Pasangan terakhir adalah Rusmadi-Safaruddin. Cukup mudah melihat bahwa Rusmadi, sebagai calon gubernur, belum bisa move on dari masa lalu. Patut dicatat bahwa Rusmadi adalah abdi Gubernur Awang Faroek Ishak, baik sebagai kepala Badan Perencanaan Pembangunan Daerah maupun sekretaris daerah. 

Pada mulanya, penampilan Rusmadi memang meyakinkan. Dia selalu menyertakan data dengan akurat dan cermat. Sayang ribuan sayang, sama seperti pasangan yang lain, Rusmadi gagal memaknai pernyataannya. Dia justru memilih tampil seolah sebagai petahana dengan gaya defensif alih-alih menjabarkan rencana kerja politiknya. Ia juga beberapa kali disergap gugup dan gagap.

Pasangannya, Safaruddin, juga tampak kewalahan mengimbangi gaya bicara Rusmadi yang terbiasa terstruktur dan sistematis. Inspektur jenderal purnawirawan itu hanya seperti pelengkap.
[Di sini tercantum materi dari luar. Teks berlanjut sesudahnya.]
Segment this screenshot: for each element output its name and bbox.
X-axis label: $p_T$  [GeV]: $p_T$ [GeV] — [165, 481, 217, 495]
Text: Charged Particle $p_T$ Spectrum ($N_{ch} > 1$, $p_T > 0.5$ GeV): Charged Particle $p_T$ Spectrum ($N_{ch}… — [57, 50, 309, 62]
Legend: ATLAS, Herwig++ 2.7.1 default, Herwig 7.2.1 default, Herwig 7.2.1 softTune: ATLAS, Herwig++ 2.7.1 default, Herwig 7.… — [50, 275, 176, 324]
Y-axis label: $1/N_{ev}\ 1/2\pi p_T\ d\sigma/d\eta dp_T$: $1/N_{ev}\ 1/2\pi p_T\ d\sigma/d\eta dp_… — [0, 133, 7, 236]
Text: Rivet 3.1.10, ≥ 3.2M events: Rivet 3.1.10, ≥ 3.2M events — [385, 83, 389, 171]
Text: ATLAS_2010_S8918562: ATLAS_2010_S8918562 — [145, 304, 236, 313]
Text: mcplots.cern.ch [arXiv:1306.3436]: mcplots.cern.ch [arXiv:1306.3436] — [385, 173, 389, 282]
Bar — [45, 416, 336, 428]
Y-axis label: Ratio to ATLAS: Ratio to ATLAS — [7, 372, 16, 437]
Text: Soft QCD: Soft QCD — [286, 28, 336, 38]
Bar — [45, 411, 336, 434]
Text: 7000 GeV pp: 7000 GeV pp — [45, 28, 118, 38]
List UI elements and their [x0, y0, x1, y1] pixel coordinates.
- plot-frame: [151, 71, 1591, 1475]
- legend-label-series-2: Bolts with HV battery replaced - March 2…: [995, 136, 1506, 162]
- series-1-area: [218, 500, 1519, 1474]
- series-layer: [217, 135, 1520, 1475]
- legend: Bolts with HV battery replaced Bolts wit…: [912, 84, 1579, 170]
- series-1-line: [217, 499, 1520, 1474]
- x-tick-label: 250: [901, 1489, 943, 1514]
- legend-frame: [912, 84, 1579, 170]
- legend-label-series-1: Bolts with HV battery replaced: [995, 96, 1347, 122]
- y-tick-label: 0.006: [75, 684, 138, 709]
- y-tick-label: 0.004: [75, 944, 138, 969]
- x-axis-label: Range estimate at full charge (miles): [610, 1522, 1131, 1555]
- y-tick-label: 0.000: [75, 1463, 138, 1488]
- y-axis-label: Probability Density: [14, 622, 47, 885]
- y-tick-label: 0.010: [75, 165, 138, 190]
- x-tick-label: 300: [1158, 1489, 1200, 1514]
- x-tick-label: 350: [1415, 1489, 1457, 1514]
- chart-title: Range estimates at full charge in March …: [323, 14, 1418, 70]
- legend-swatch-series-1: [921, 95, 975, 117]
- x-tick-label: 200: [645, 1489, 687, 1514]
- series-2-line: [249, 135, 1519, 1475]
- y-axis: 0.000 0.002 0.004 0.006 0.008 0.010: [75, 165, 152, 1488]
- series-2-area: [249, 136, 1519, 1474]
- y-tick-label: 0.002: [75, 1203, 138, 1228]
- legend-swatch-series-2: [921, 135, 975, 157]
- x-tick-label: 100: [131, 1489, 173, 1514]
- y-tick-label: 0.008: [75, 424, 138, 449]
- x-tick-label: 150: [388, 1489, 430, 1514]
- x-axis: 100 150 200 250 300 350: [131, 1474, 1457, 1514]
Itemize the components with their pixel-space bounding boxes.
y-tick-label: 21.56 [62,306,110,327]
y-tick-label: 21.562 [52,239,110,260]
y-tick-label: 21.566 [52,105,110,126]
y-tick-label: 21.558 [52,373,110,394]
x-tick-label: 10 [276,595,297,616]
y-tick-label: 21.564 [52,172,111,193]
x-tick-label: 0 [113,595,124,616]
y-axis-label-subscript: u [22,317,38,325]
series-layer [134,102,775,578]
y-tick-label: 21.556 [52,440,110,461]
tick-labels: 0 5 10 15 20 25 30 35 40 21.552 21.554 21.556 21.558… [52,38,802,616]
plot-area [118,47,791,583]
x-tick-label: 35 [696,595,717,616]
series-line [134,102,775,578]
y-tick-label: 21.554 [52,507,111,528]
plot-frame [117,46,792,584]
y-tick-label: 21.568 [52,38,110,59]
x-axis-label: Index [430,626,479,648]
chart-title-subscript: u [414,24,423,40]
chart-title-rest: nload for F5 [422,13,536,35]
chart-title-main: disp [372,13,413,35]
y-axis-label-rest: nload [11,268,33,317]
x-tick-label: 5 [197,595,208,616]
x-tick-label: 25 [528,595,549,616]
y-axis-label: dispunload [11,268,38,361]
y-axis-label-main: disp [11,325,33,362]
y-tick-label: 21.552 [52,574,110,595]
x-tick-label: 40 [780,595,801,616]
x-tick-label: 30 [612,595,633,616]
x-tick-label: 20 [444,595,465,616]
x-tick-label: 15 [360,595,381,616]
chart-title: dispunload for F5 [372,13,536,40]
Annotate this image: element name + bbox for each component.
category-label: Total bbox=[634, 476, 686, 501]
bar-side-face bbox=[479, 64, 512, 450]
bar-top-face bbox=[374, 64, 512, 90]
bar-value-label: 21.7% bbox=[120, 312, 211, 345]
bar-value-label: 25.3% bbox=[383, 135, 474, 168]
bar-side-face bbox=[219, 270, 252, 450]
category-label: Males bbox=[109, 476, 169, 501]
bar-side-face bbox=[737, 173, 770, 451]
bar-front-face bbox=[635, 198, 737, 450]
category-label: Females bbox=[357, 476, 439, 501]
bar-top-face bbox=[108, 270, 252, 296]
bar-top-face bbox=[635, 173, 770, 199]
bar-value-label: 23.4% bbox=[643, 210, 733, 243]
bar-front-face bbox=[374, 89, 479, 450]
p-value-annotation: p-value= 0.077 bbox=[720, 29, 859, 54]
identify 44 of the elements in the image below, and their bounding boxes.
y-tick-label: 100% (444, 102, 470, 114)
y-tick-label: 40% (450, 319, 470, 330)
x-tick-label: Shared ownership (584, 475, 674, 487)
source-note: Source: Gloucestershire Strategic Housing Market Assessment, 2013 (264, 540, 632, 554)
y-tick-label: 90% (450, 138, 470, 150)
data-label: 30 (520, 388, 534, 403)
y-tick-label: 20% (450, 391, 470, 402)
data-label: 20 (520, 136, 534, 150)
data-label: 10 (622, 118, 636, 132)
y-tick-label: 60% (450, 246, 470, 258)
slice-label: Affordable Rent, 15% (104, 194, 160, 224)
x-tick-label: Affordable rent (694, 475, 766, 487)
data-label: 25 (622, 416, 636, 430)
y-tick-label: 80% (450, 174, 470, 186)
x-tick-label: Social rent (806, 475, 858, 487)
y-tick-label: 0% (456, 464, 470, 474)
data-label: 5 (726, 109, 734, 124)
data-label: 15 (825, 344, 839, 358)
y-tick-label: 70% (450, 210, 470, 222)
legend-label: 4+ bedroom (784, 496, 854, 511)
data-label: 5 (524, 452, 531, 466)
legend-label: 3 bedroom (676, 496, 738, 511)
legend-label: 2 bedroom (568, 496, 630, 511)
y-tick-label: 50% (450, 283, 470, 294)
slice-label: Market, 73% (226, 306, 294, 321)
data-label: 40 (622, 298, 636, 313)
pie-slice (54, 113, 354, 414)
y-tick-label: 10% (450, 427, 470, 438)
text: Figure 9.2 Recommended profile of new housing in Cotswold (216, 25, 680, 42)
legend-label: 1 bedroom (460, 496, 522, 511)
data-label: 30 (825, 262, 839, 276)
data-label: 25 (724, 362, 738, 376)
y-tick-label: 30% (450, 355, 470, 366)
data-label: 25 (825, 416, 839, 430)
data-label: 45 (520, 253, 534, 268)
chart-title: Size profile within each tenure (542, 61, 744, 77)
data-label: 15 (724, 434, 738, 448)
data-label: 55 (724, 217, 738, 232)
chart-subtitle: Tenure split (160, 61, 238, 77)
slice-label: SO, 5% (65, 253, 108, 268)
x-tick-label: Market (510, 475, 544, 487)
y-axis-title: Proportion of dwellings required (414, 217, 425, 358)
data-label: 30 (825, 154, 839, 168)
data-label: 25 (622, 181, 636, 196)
Sesekali mencoba melucu, bukannya memperkuat narasi yang tidak dipaparkan dengan konkret oleh pasangannya. 

Namun demikian, Safaruddin sempat menyita perhatian dalam debat. Ia tampil spontan dan jenaka. Safaruddin juga terlihat lebih berani "menyerang" lawan debat dibandingkan seluruh kandidat yang lain.

Penilaian Keseluruhan

Kegugupan para kandidat, sayangnya, membuat mereka kehilangan daya pikat. Mungkin juga, ada yang memang tidak memiliki daya pikat itu. Bagaimanapun, bisa dilihat dengan jelas bahwa para pasangan calon seperti menghafal visi-misi dan program kerja. Setiap yang keluar dari lisan hanya seperti mendengar orang yang tengah membaca tulisan. Lebih menyedihkan lagi, ada calon yang mencoba melucu, yang konyolnya, dengan cara-cara yang konyol.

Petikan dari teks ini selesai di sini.